DEAR MISS MANNERS: Up until about a year ago, I habitually self-injured. I was able to work through my problems and cut out the habit, but I am left with a number of scars on my legs. They are visible from a distance and clearly (at least to anyone even marginally aware of the nature of accidents) deliberately inflicted.
It’s usually not a social problem, as regular pants cover them nicely. But when I wear shorts or skirts, people (friends, acquaintances and strangers) ask about them, or worse, simply point them out. This is usually in casual conversation, often in a group.
The people with whom I am comfortable openly discussing this are already aware of my situation. I realize that others are trying to show concern, but even if I responded honestly, it’s probably not a conversation they actually want to have.
I usually get flustered and make a lame excuse or change the subject. What would be a good way to casually discourage additional conversation on the topic without getting flustered or killing the mood?

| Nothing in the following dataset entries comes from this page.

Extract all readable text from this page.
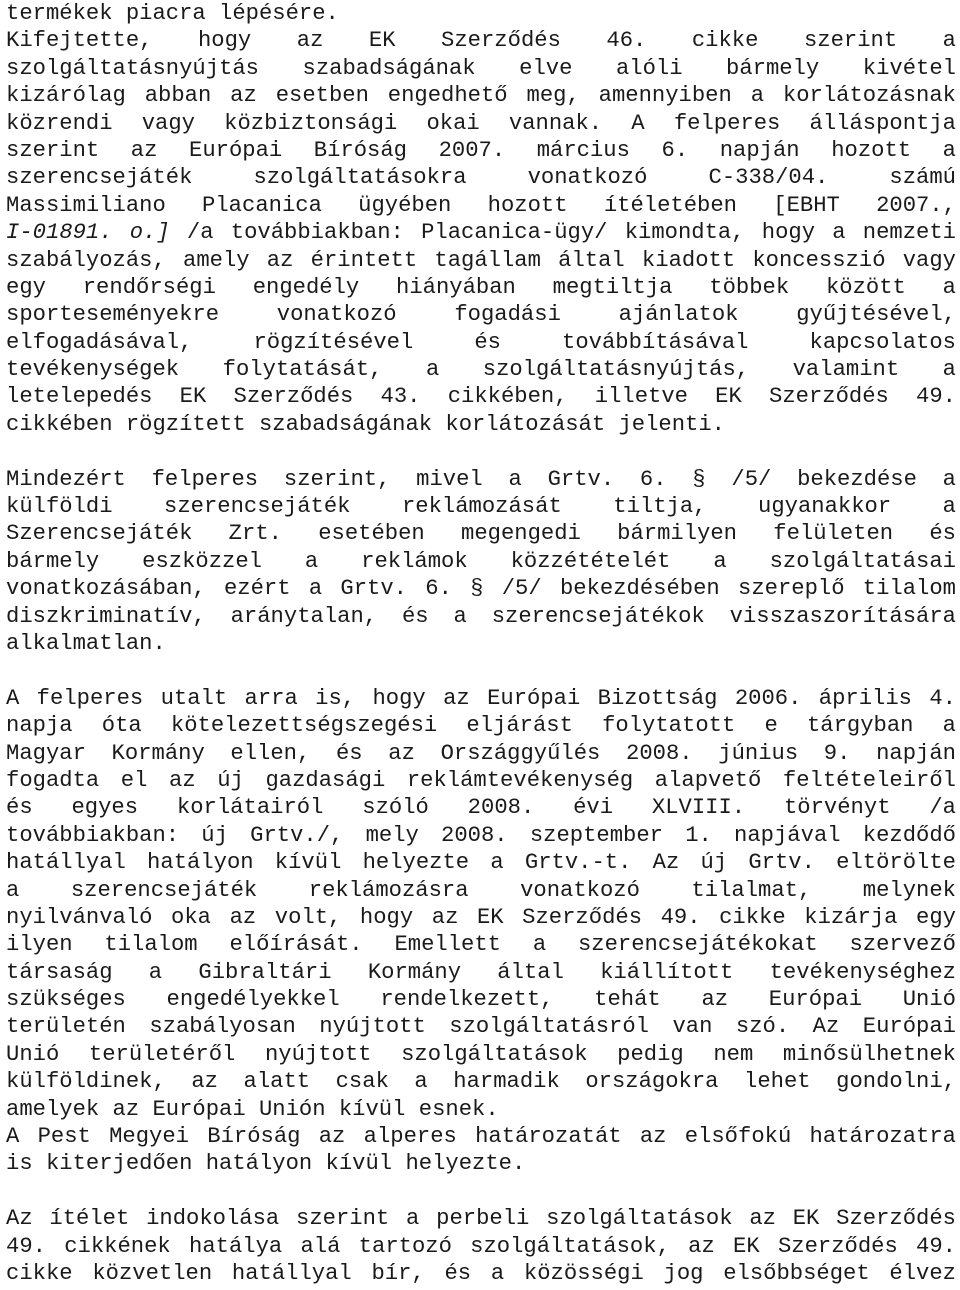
termékek piacra lépésére.
Kifejtette, hogy az EK Szerződés 46. cikke szerint a
szolgáltatásnyújtás szabadságának elve alóli bármely kivétel
kizárólag abban az esetben engedhető meg, amennyiben a korlátozásnak
közrendi vagy közbiztonsági okai vannak. A felperes álláspontja
szerint az Európai Bíróság 2007. március 6. napján hozott a
szerencsejáték szolgáltatásokra vonatkozó C-338/04. számú
Massimiliano Placanica ügyében hozott ítéletében [EBHT 2007.,
I-01891. o.] /a továbbiakban: Placanica-ügy/ kimondta, hogy a nemzeti
szabályozás, amely az érintett tagállam által kiadott koncesszió vagy
egy rendőrségi engedély hiányában megtiltja többek között a
sporteseményekre vonatkozó fogadási ajánlatok gyűjtésével,
elfogadásával, rögzítésével és továbbításával kapcsolatos
tevékenységek folytatását, a szolgáltatásnyújtás, valamint a
letelepedés EK Szerződés 43. cikkében, illetve EK Szerződés 49.
cikkében rögzített szabadságának korlátozását jelenti.
Mindezért felperes szerint, mivel a Grtv. 6. § /5/ bekezdése a
külföldi szerencsejáték reklámozását tiltja, ugyanakkor a
Szerencsejáték Zrt. esetében megengedi bármilyen felületen és
bármely eszközzel a reklámok közzétételét a szolgáltatásai
vonatkozásában, ezért a Grtv. 6. § /5/ bekezdésében szereplő tilalom
diszkriminatív, aránytalan, és a szerencsejátékok visszaszorítására
alkalmatlan.
A felperes utalt arra is, hogy az Európai Bizottság 2006. április 4.
napja óta kötelezettségszegési eljárást folytatott e tárgyban a
Magyar Kormány ellen, és az Országgyűlés 2008. június 9. napján
fogadta el az új gazdasági reklámtevékenység alapvető feltételeiről
és egyes korlátairól szóló 2008. évi XLVIII. törvényt /a
továbbiakban: új Grtv./, mely 2008. szeptember 1. napjával kezdődő
hatállyal hatályon kívül helyezte a Grtv.-t. Az új Grtv. eltörölte
a szerencsejáték reklámozásra vonatkozó tilalmat, melynek
nyilvánvaló oka az volt, hogy az EK Szerződés 49. cikke kizárja egy
ilyen tilalom előírását. Emellett a szerencsejátékokat szervező
társaság a Gibraltári Kormány által kiállított tevékenységhez
szükséges engedélyekkel rendelkezett, tehát az Európai Unió
területén szabályosan nyújtott szolgáltatásról van szó. Az Európai
Unió területéről nyújtott szolgáltatások pedig nem minősülhetnek
külföldinek, az alatt csak a harmadik országokra lehet gondolni,
amelyek az Európai Unión kívül esnek.
A Pest Megyei Bíróság az alperes határozatát az elsőfokú határozatra
is kiterjedően hatályon kívül helyezte.
Az ítélet indokolása szerint a perbeli szolgáltatások az EK Szerződés
49. cikkének hatálya alá tartozó szolgáltatások, az EK Szerződés 49.
cikke közvetlen hatállyal bír, és a közösségi jog elsőbbséget élvez
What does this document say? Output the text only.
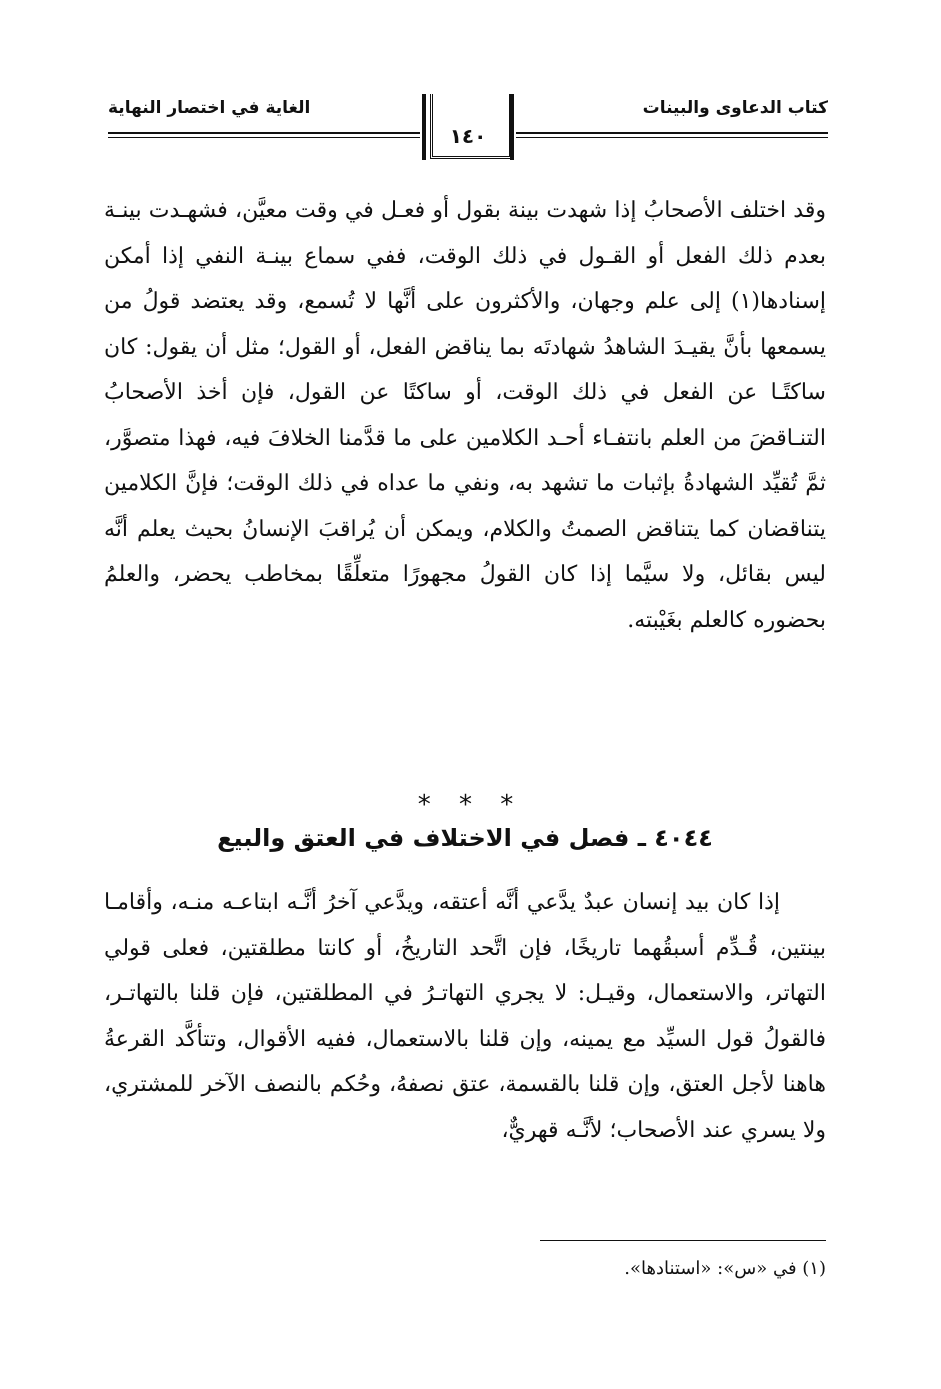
كتاب الدعاوى والبينات
الغاية في اختصار النهاية
١٤٠
وقد اختلف الأصحابُ إذا شهدت بينة بقول أو فعـل في وقت معيَّن، فشهـدت بينـة بعدم ذلك الفعل أو القـول في ذلك الوقت، ففي سماع بينـة النفي إذا أمكن إسنادها(١) إلى علم وجهان، والأكثرون على أنَّها لا تُسمع، وقد يعتضد قولُ من يسمعها بأنَّ يقيـدَ الشاهدُ شهادتَه بما يناقض الفعل، أو القول؛ مثل أن يقول: كان ساكتًـا عن الفعل في ذلك الوقت، أو ساكتًا عن القول، فإن أخذ الأصحابُ التنـاقضَ من العلم بانتفـاء أحـد الكلامين على ما قدَّمنا الخلافَ فيه، فهذا متصوَّر، ثمَّ تُقيِّد الشهادةُ بإثبات ما تشهد به، ونفي ما عداه في ذلك الوقت؛ فإنَّ الكلامين يتناقضان كما يتناقض الصمتُ والكلام، ويمكن أن يُراقبَ الإنسانُ بحيث يعلم أنَّه ليس بقائل، ولا سيَّما إذا كان القولُ مجهورًا متعلِّقًا بمخاطب يحضر، والعلمُ بحضوره كالعلم بغَيْبته.
* * *
٤٠٤٤ ـ فصل في الاختلاف في العتق والبيع
إذا كان بيد إنسان عبدٌ يدَّعي أنَّه أعتقه، ويدَّعي آخرُ أنَّـه ابتاعـه منـه، وأقامـا بينتين، قُـدِّم أسبقُهما تاريخًا، فإن اتَّحد التاريخُ، أو كانتا مطلقتين، فعلى قولي التهاتر، والاستعمال، وقيـل: لا يجري التهاتـرُ في المطلقتين، فإن قلنا بالتهاتـر، فالقولُ قول السيِّد مع يمينه، وإن قلنا بالاستعمال، ففيه الأقوال، وتتأكَّد القرعةُ هاهنا لأجل العتق، وإن قلنا بالقسمة، عتق نصفهُ، وحُكم بالنصف الآخر للمشتري، ولا يسري عند الأصحاب؛ لأنَّـه قهريٌّ،
(١) في «س»: «استنادها».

GENTLE READER: “I walked into a lawn mower.” Or perhaps, “I really have to buy a better shredder.” Or whatever else occurs to you that is outrageous enough to make it clear that you are joking.
The dense may have follow-up questions, to which you should reply firmly, “Thank you for your interest, but I’m fine now.” Notice that Miss Manners calls it “interest,” not “concern.” As old scars would show that you are not in immediate danger, those inquiries are not compassionate but merely nosy.
DEAR MISS MANNERS: What is the correct thing to do if you are to attend a baby shower, but then you have a funeral for a family member (a not-close in-law) happen at the same time? Attend the already RSVP’d shower or the funeral?
GENTLE READER: The funeral. Miss Manners recognizes few excuses for canceling a social commitment, but death is a legitimate excuse. No one will think you have abandoned the shower for something that promises more fun.